Wormhole solutions sourced by fluids, II: Three-fluid two-charged sources

TL;DR

This paper introduces a new class of rotating and static wormholes sourced by multiple fluids and charges, with unique physical properties and potential implications for testing black hole candidates.

Contribution

It presents a novel metric construction method for multi-fluid, multi-charged wormholes, including rotating solutions, which are difficult to derive by traditional integration.

Findings

Generated new rotating and static wormhole solutions with multiple fluids and charges.

Discovered conditions under which closed timelike curves are avoided in rotating wormholes.

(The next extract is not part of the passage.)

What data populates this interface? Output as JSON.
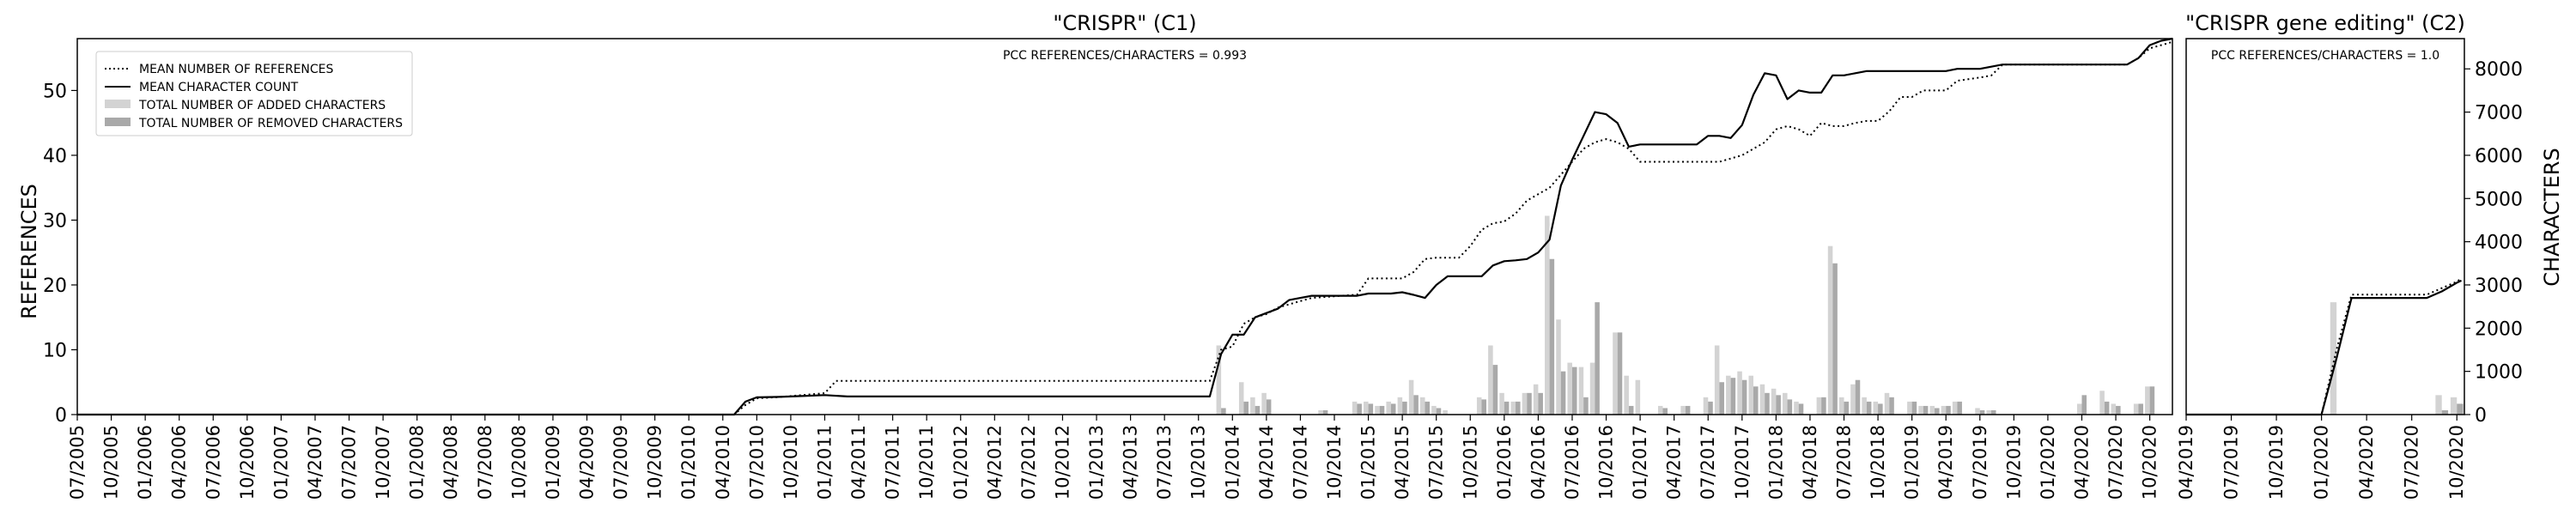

Identified unique angular velocity corrections absent in Kerr-Newman black holes.

Abstract

Lack of a consistent metric for generating rotating wormholes motivates us to present a new one endowed with interesting physical and geometrical properties. When combined with the generalized method of superposition of fields, which consists in attaching a form of matter to each moving frame, it generates massive and charged (charge without charge) two-fluid-sourced, massive and two-charged three-fluid-sourced, rotating as well as new static wormholes which, otherwise, can hardly be derived by integration. If the lapse function of the static wormhole is bounded from above, no closed timelike curves occur in the rotating counterpart. For positive energy densities dying out faster than $1/r$, the angular velocity includes in its expansion a correction term, to the leading one that corresponds to ordinary stars, proportional to $\ln r/r^4$. Such a term is not present in the corresponding expansion for the Kerr-Newman black hole. Based on this observation and our previous work, the dragging effects of falling neutral objects may constitute a substitute for other known techniques used for testing the nature of the rotating black hole candidates that are harbored in the center of galaxies. We discuss the possibility of generating ($n+1$)-fluid-sourced, $n$-charged, rotating as well as static wormholes.